Ele tocou no meu ombro, desejando boa sorte.
Queria poder dizer... Contar a verdade sobre a minha doença, revelar minhas inseguranças e ignorar os protocolos para beijá-lo na frente de todo mundo, mas me contive.
Cada um recebeu uma task e foram embora. Com exceção do Preto, que foi o único que continuou na sala, esperando a hora certa para conversar comigo.
Aquele sujeito era o Satanás em pessoa... Voz rouca, olhar frio e um jeito de se movimentar como se sempre estivesse tramando algo.
— Sabia que você faria a escolha errada. – Ele disse, sentando em cima da mesa e me encarando ainda de braços cruzados.
— Não tenho tempo para você, cara.
— Sabe que a Laranja não vai ficar feliz, né? Deveria ter mandado o Ciano fazer o diagnóstico pessoalmente. É o procedimento padrão.
Tentei ignorá-lo, mas não era uma tarefa fácil.
— Ainda sou o capitão daqui. Eu decido o que deve ser feito.
— Protegendo o irmãozinho que não dá a mínima para a hierarquia daqui?
— Você não se cansa de ser o chaveirinho da Laranja? Lambendo as botas daquela mulher como se isso fosse te levar à algum lugar.
Consegui incomodá-lo com aquilo; percebi pelo seu semblante.
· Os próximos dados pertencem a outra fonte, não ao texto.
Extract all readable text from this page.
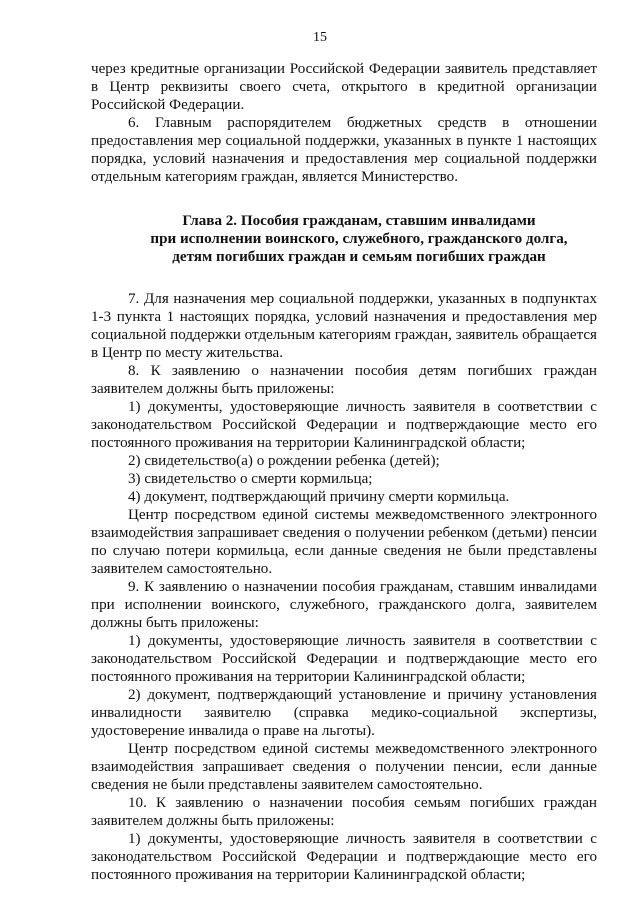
15

через кредитные организации Российской Федерации заявитель представляет в Центр реквизиты своего счета, открытого в кредитной организации Российской Федерации.

6. Главным распорядителем бюджетных средств в отношении предоставления мер социальной поддержки, указанных в пункте 1 настоящих порядка, условий назначения и предоставления мер социальной поддержки отдельным категориям граждан, является Министерство.

Глава 2. Пособия гражданам, ставшим инвалидами
при исполнении воинского, служебного, гражданского долга,
детям погибших граждан и семьям погибших граждан

7. Для назначения мер социальной поддержки, указанных в подпунктах 1-3 пункта 1 настоящих порядка, условий назначения и предоставления мер социальной поддержки отдельным категориям граждан, заявитель обращается в Центр по месту жительства.

8. К заявлению о назначении пособия детям погибших граждан заявителем должны быть приложены:

1) документы, удостоверяющие личность заявителя в соответствии с законодательством Российской Федерации и подтверждающие место его постоянного проживания на территории Калининградской области;

2) свидетельство(а) о рождении ребенка (детей);

3) свидетельство о смерти кормильца;

4) документ, подтверждающий причину смерти кормильца.

Центр посредством единой системы межведомственного электронного взаимодействия запрашивает сведения о получении ребенком (детьми) пенсии по случаю потери кормильца, если данные сведения не были представлены заявителем самостоятельно.

9. К заявлению о назначении пособия гражданам, ставшим инвалидами при исполнении воинского, служебного, гражданского долга, заявителем должны быть приложены:

1) документы, удостоверяющие личность заявителя в соответствии с законодательством Российской Федерации и подтверждающие место его постоянного проживания на территории Калининградской области;

2) документ, подтверждающий установление и причину установления инвалидности заявителю (справка медико-социальной экспертизы, удостоверение инвалида о праве на льготы).

Центр посредством единой системы межведомственного электронного взаимодействия запрашивает сведения о получении пенсии, если данные сведения не были представлены заявителем самостоятельно.

10. К заявлению о назначении пособия семьям погибших граждан заявителем должны быть приложены:

1) документы, удостоверяющие личность заявителя в соответствии с законодательством Российской Федерации и подтверждающие место его постоянного проживания на территории Калининградской области;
— Se eu fosse você, não se achava tanto. Todos aos seu redor têm segredos, ninguém liga de verdade para você, capitão.
Me levantei da cadeira, cerrando os punhos e encarando aquele filho da puta.
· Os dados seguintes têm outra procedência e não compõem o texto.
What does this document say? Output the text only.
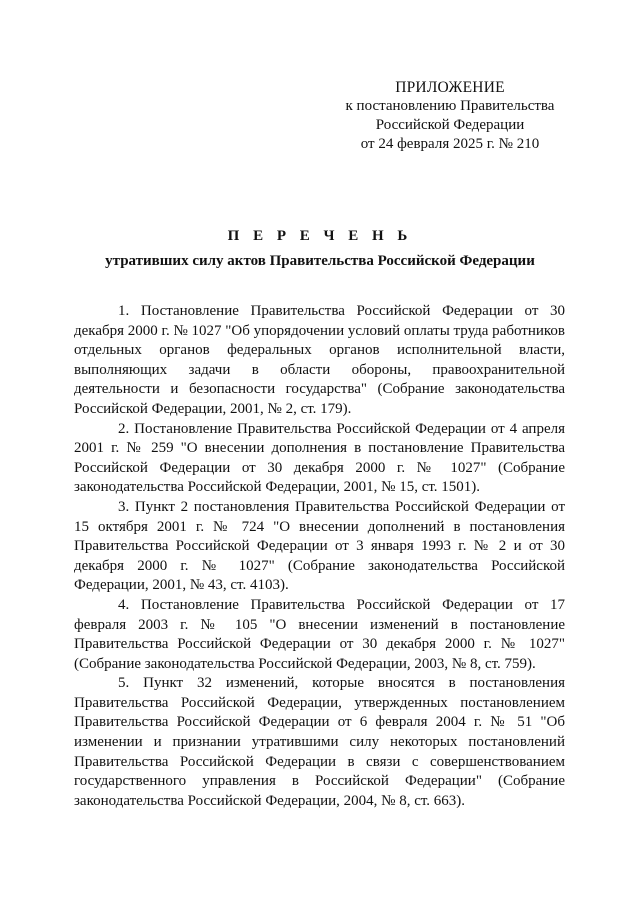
ПРИЛОЖЕНИЕ
к постановлению Правительства
Российской Федерации
от 24 февраля 2025 г. № 210
П Е Р Е Ч Е Н Ь
утративших силу актов Правительства Российской Федерации

1. Постановление Правительства Российской Федерации от 30 декабря 2000 г. № 1027 "Об упорядочении условий оплаты труда работников отдельных органов федеральных органов исполнительной власти, выполняющих задачи в области обороны, правоохранительной деятельности и безопасности государства" (Собрание законодательства Российской Федерации, 2001, № 2, ст. 179).

2. Постановление Правительства Российской Федерации от 4 апреля 2001 г. № 259 "О внесении дополнения в постановление Правительства Российской Федерации от 30 декабря 2000 г. № 1027" (Собрание законодательства Российской Федерации, 2001, № 15, ст. 1501).

3. Пункт 2 постановления Правительства Российской Федерации от 15 октября 2001 г. № 724 "О внесении дополнений в постановления Правительства Российской Федерации от 3 января 1993 г. № 2 и от 30 декабря 2000 г. № 1027" (Собрание законодательства Российской Федерации, 2001, № 43, ст. 4103).

4. Постановление Правительства Российской Федерации от 17 февраля 2003 г. № 105 "О внесении изменений в постановление Правительства Российской Федерации от 30 декабря 2000 г. № 1027" (Собрание законодательства Российской Федерации, 2003, № 8, ст. 759).

5. Пункт 32 изменений, которые вносятся в постановления Правительства Российской Федерации, утвержденных постановлением Правительства Российской Федерации от 6 февраля 2004 г. № 51 "Об изменении и признании утратившими силу некоторых постановлений Правительства Российской Федерации в связи с совершенствованием государственного управления в Российской Федерации" (Собрание законодательства Российской Федерации, 2004, № 8, ст. 663).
— O que quer dizer com isso? – trinquei os dentes.
— O que todo mundo já sabe. Que você é o corno da nave!
— Escuta aqui, seu merdinha...
Estava prestes a partir para cima dele quando senti uma pontada forte no abdômen.
Desabei na cadeira de novo, contendo a dor para que o Preto não percebesse que havia algo de errado comigo. Péssima hora para se ter uma crise!
— Diga algo assim de novo e mato você. - falei.
— Isso é uma ameaça?
— Pode apostar que sim...
Fulminei o Preto com os olhos.
Ele poderia falar o que quisesse de mim, mas não do Roxo. Enquanto eu fosse o chefe, no pouco tempo que talvez me restasse, o Preto teria que tratar meus amigos e o Roxo com respeito.